Nous avons remis les kayaks à l'eau, et pagayons au milieu des rochers qui affleurent la surface lisse du chenal.
Un phoque nous suit à
distance, curieux. de temps en temps il monte sur un rocher , devant
nous, puis plonge à nouveau quand nous nous approchons. C'est
vraiment étonnant d'approcher si près des animaux. Quel
privilège ! Jusqu'à la tombée de la nuit, nous
pagayons en silence. Retour presque à la nuit à
l'Oceanlight, où le reste de l'équipage nous attend. Tom
commençait à se demander ce que nous faisions…
Demain nous remontons vers le Nord.
Le plus beau cadeau
1 Juillet.
C'est mon anniversaire aujourd'hui.
Nous avons commencé notre remontée vers Sandspit. Avant
même de déjeuner, je suis parti en zodiac avec Tom,
profitant de la mer, étale à cette heure. Il est six
heures et demie du matin. Il a fallu enfiler à nouveau la
combinaison néoprène. Plongée du matin. J'ai
installé la caméra dans le sac étanche. Ce fameux
"Splashbag" qui permet d'immerger la Bétacam Numérique
jusqu'à un mètre de profondeur…
En traversant entre deux
énormes blocs de rochers, j'aperçois une méduse
géante. Je plonge la caméra. Extraordinaire image de
cette méduse, qui navigue juste sous la surface. Tom l'a tout de
suite repéré, il a coupé le moteur pour ne pas
l'effrayer. Nous glissons avec l'eau qui commence à remonter
avec la marée. Je me suis accroché au zodiac d'une main,
de l'autre je guide le splashbag. Tom ajuste la trajectoire avec
quelques habiles coups de pagaïe. Je me régale de cette
image. Difficile de couper la caméra, parce que je me
régale de ces mouvements incessants de sa robe, de la
manière dont elle bouge sous l'eau. Nous glissons ensemble dans
le même courant, provoqué par la marée qui monte,
et qui nous entraîne dans un mouvement synchrone, dans un long
travelling au dessus des algues et des oursins.
Quel cadeau !
Retour au bateau.
Petit déjeuner.
Navigation vers le Nord, jusqu'à un passage crucial du chenal, qu'on ne peut franchir qu'à marée haute.
En zodiac, nous partons en
équipe explorer le secteur.

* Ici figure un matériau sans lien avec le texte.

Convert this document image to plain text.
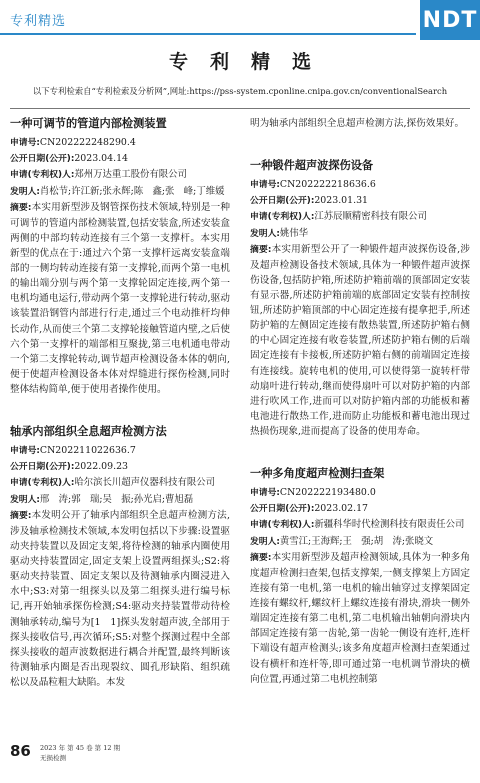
专利精选	NDT
专利精选
以下专利检索自“专利检索及分析网”,网址:https://pss-system.cponline.cnipa.gov.cn/conventionalSearch

一种可调节的管道内部检测装置

申请号:CN202222248290.4

公开日期(公开):2023.04.14

申请(专利权)人:郑州万达重工股份有限公司

发明人:肖松节;许江新;张永辉;陈　鑫;张　峰;丁维媛

摘要:本实用新型涉及钢管探伤技术领域,特别是一种可调节的管道内部检测装置,包括安装盒,所述安装盒两侧的中部均转动连接有三个第一支撑杆。本实用新型的优点在于:通过六个第一支撑杆远离安装盒端部的一侧均转动连接有第一支撑轮,而两个第一电机的输出端分别与两个第一支撑轮固定连接,两个第一电机均通电运行,带动两个第一支撑轮进行转动,驱动该装置沿钢管内部进行行走,通过三个电动推杆均伸长动作,从而使三个第二支撑轮接触管道内壁,之后使六个第一支撑杆的端部相互聚拢,第三电机通电带动一个第二支撑轮转动,调节超声检测设备本体的朝向,便于使超声检测设备本体对焊缝进行探伤检测,同时整体结构简单,便于使用者操作使用。

轴承内部组织全息超声检测方法

申请号:CN202211022636.7

公开日期(公开):2022.09.23

申请(专利权)人:哈尔滨长川超声仪器科技有限公司

发明人:邢　涛;郭　瑞;吴　振;孙光启;曹旭磊

摘要:本发明公开了轴承内部组织全息超声检测方法,涉及轴承检测技术领域,本发明包括以下步骤:设置驱动夹持装置以及固定支架,将待检测的轴承内圈使用驱动夹持装置固定,固定支架上设置两组探头;S2:将驱动夹持装置、固定支架以及待测轴承内圈浸进入水中;S3:对第一组探头以及第二组探头进行编号标记,再开始轴承探伤检测;S4:驱动夹持装置带动待检测轴承转动,编号为[1　1]探头发射超声波,全部用于探头接收信号,再次循环;S5:对整个探测过程中全部探头接收的超声波数据进行耦合并配置,最终判断该待测轴承内圈是否出现裂纹、圆孔形缺陷、组织疏松以及晶粒粗大缺陷。本发

明为轴承内部组织全息超声检测方法,探伤效果好。

一种锻件超声波探伤设备

申请号:CN202222218636.6

公开日期(公开):2023.01.31

申请(专利权)人:江苏辰顺精密科技有限公司

发明人:姚伟华

摘要:本实用新型公开了一种锻件超声波探伤设备,涉及超声检测设备技术领域,具体为一种锻件超声波探伤设备,包括防护箱,所述防护箱前端的顶部固定安装有显示器,所述防护箱前端的底部固定安装有控制按钮,所述防护箱顶部的中心固定连接有提拿把手,所述防护箱的左侧固定连接有散热装置,所述防护箱右侧的中心固定连接有收卷装置,所述防护箱右侧的后端固定连接有卡接板,所述防护箱右侧的前端固定连接有连接线。旋转电机的使用,可以使得第一旋转杆带动扇叶进行转动,继而使得扇叶可以对防护箱的内部进行吹风工作,进而可以对防护箱内部的功能板和蓄电池进行散热工作,进而防止功能板和蓄电池出现过热损伤现象,进而提高了设备的使用寿命。

一种多角度超声检测扫查架

申请号:CN202222193480.0

公开日期(公开):2023.02.17

申请(专利权)人:新疆科华时代检测科技有限责任公司

发明人:黄雪江;王海辉;王　强;胡　涛;张晓文

摘要:本实用新型涉及超声检测领域,具体为一种多角度超声检测扫查架,包括支撑架,一侧支撑架上方固定连接有第一电机,第一电机的输出轴穿过支撑架固定连接有螺纹杆,螺纹杆上螺纹连接有滑块,滑块一侧外端固定连接有第二电机,第二电机输出轴朝向滑块内部固定连接有第一齿轮,第一齿轮一侧设有连杆,连杆下端设有超声检测头;该多角度超声检测扫查架通过设有横杆和连杆等,即可通过第一电机调节滑块的横向位置,再通过第二电机控制第

86 2023 年 第 45 卷 第 12 期
无损检测
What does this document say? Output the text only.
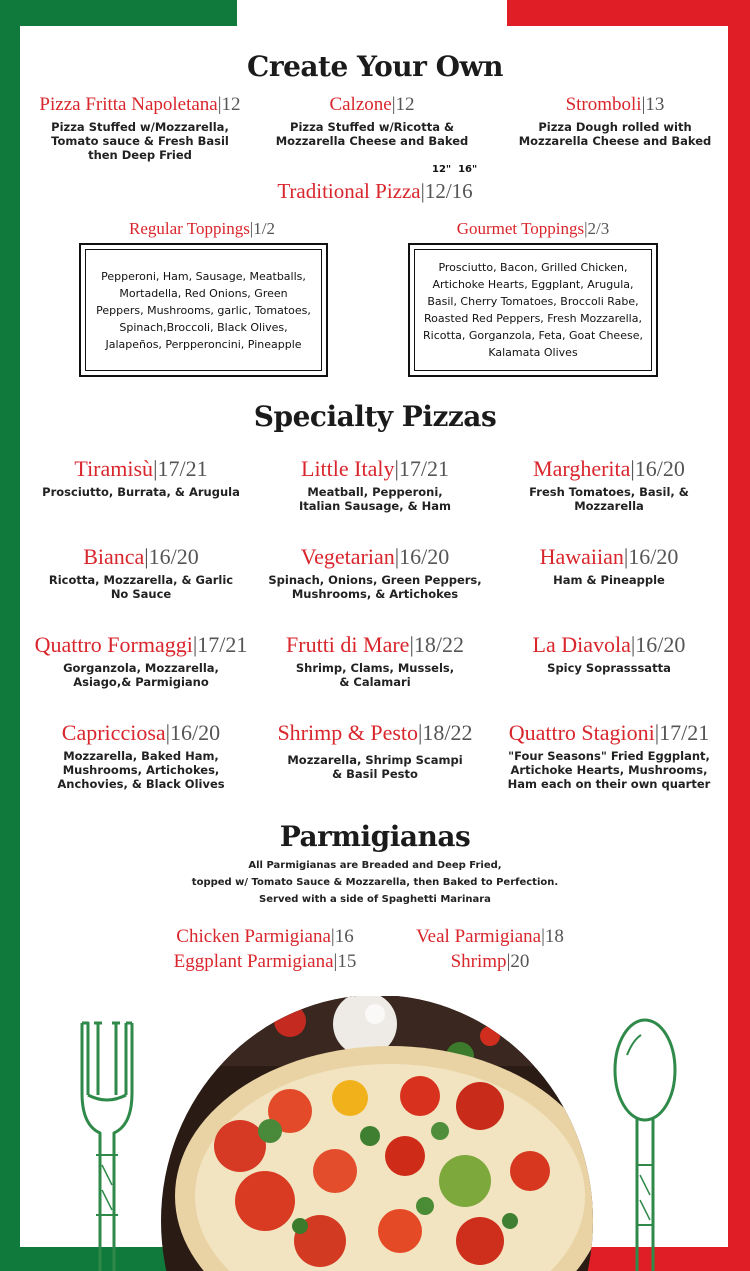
Create Your Own
Pizza Fritta Napoletana|12
Pizza Stuffed w/Mozzarella, Tomato sauce & Fresh Basil then Deep Fried
Calzone|12
Pizza Stuffed w/Ricotta & Mozzarella Cheese and Baked
Stromboli|13
Pizza Dough rolled with Mozzarella Cheese and Baked
12"  16"
Traditional Pizza|12/16
Regular Toppings|1/2
Pepperoni, Ham, Sausage, Meatballs, Mortadella, Red Onions, Green Peppers, Mushrooms, garlic, Tomatoes, Spinach,Broccoli, Black Olives, Jalapeños, Perpperoncini, Pineapple
Gourmet Toppings|2/3
Prosciutto, Bacon, Grilled Chicken, Artichoke Hearts, Eggplant, Arugula, Basil, Cherry Tomatoes, Broccoli Rabe, Roasted Red Peppers, Fresh Mozzarella, Ricotta, Gorganzola, Feta, Goat Cheese, Kalamata Olives
Specialty Pizzas
Tiramisù|17/21
Prosciutto, Burrata, & Arugula
Little Italy|17/21
Meatball, Pepperoni, Italian Sausage, & Ham
Margherita|16/20
Fresh Tomatoes, Basil, & Mozzarella
Bianca|16/20
Ricotta, Mozzarella, & Garlic No Sauce
Vegetarian|16/20
Spinach, Onions, Green Peppers, Mushrooms, & Artichokes
Hawaiian|16/20
Ham & Pineapple
Quattro Formaggi|17/21
Gorganzola, Mozzarella, Asiago,& Parmigiano
Frutti di Mare|18/22
Shrimp, Clams, Mussels, & Calamari
La Diavola|16/20
Spicy Soprasssatta
Capricciosa|16/20
Mozzarella, Baked Ham, Mushrooms, Artichokes, Anchovies, & Black Olives
Shrimp & Pesto|18/22
Mozzarella, Shrimp Scampi & Basil Pesto
Quattro Stagioni|17/21
"Four Seasons" Fried Eggplant, Artichoke Hearts, Mushrooms, Ham each on their own quarter
Parmigianas
All Parmigianas are Breaded and Deep Fried,
topped w/ Tomato Sauce & Mozzarella, then Baked to Perfection.
Served with a side of Spaghetti Marinara
Chicken Parmigiana|16	Veal Parmigiana|18
Eggplant Parmigiana|15	Shrimp|20
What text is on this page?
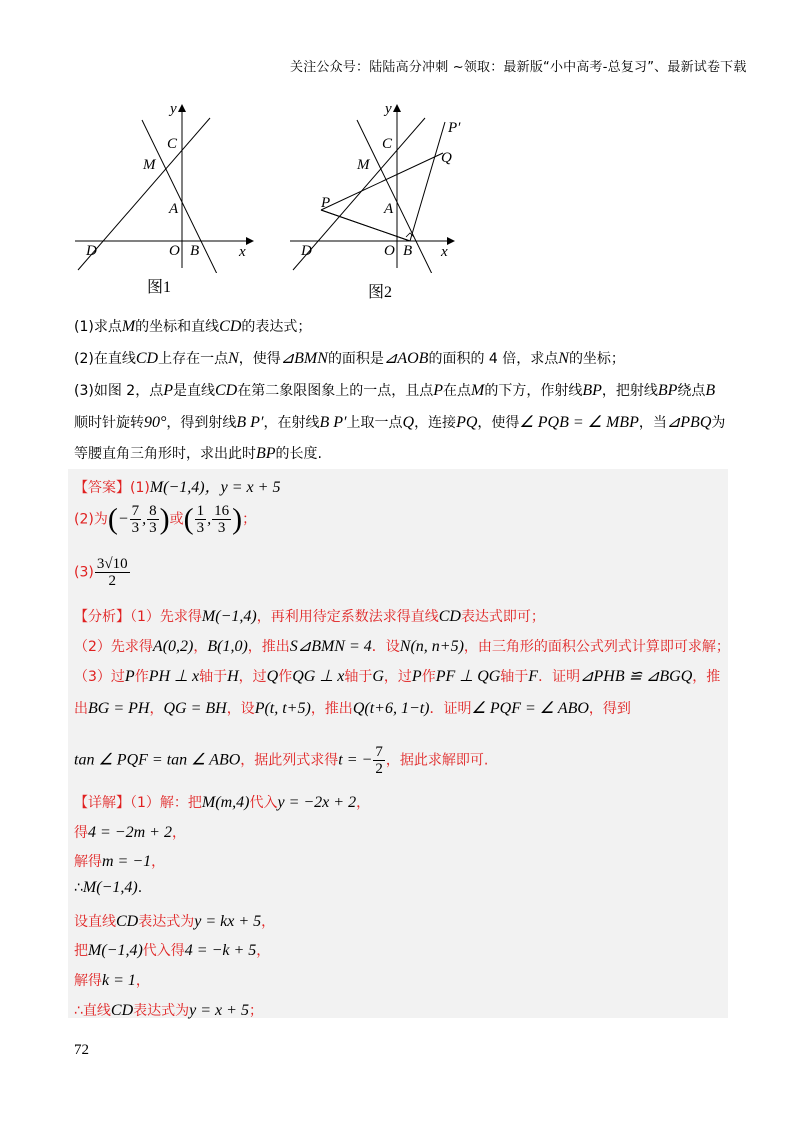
关注公众号：陆陆高分冲刺 ~领取：最新版“小中高考-总复习”、最新试卷下载
y
x
C
M
A
D	O B
图1
y
x
C
M
A
D	O B
P
Q
P′
图2
(1)求点M的坐标和直线CD的表达式；
(2)在直线CD上存在一点N，使得⊿BMN的面积是⊿AOB的面积的 4 倍，求点N的坐标；
(3)如图 2，点P是直线CD在第二象限图象上的一点，且点P在点M的下方，作射线BP，把射线BP绕点B
顺时针旋转90°，得到射线B P′，在射线B P′上取一点Q，连接PQ，使得∠ PQB = ∠ MBP，当⊿PBQ为
等腰直角三角形时，求出此时BP的长度.
【答案】(1)M(−1,4)，y = x + 5
(2)为(− $\frac{7}{3}$ , $\frac{8}{3}$ )或( $\frac{1}{3}$ , $\frac{16}{3}$ )；
$(3) \frac{3√10}{2}$
【分析】（1）先求得M(−1,4)，再利用待定系数法求得直线CD表达式即可；
（2）先求得A(0,2)，B(1,0)，推出S⊿BMN = 4．设N(n, n+5)，由三角形的面积公式列式计算即可求解；
（3）过P作PH ⊥ x轴于H，过Q作QG ⊥ x轴于G，过P作PF ⊥ QG轴于F．证明⊿PHB ≌ ⊿BGQ，推
出BG = PH，QG = BH，设P(t, t+5)，推出Q(t+6, 1−t)．证明∠ PQF = ∠ ABO，得到
tan ∠ PQF = tan ∠ ABO，据此列式求得t = − $\frac{7}{2}$ ，据此求解即可.
【详解】（1）解：把M(m,4)代入y = −2x + 2，
得4 = −2m + 2，
解得m = −1，
∴M(−1,4).
设直线CD表达式为y = kx + 5，
把M(−1,4)代入得4 = −k + 5，
解得k = 1，
∴直线CD表达式为y = x + 5；
72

Aigles pêcheurs. Chevreuils,
faons. Belle lumière dans la prairie.
Ce soir, le voilier est à
l'ancre. Nous sommes les premiers. Deux autres bateaux viennent nous
rejoindre. Demain matin, tout le monde va passer ces hauts fonds qui
sont devant nous, en profitant de la marée à sa plus
grande hauteur.
2 Juillet
L'Oceanlight a
démarré très tôt. J'étais
réveillé, mais pas encore levé. Le temps est gris.
Rien ne presse aujourd'hui, sauf le rendez vous avec la mer. Juste au
moment de la marée haute, le voilier peut franchir le passage.
Tom navigue au ralenti.
Pas facile de se mettre dans l'eau
glacée car il fait gris aujourd'hui ! Je plonge pour profiter du
moment où les mouvements d'eau provoquent des mouvements de
faune. Et de ces algues, qui semblent une longue chevelure flottant
dans un autre univers, au ralenti. Il y a plein d'oursins, et quelques
bancs de poissons. Mais la visibilité n'est pas très
bonne. Je rentre glacé au voilier. Il me faudra une bonne heure
pour me réchauffer.
Nous remontons maintenant vers
Sandspit. J'ai passé toute la matinée dans le cockpit,
avec mon mug de café calé au même endroit. La
matinée à regarder les jeux de lumière au large,
sur la surface de l'eau. Tom est à babord, impassible et
silencieux. La forêt défile. Le temps surfe sur les
vagues, et mon esprit s'abandonne.
Dernier secteur sauvage avant
d'approcher du petit phare qui ouvre l'entrée de la baie de
Sandspit. Drôle de sensation, une fois de plus, de savoir qu'on
ne reviendra peut être - sûrement ! - jamais dans ce coin
du monde dans lequel on a vécu des choses tellement fortes.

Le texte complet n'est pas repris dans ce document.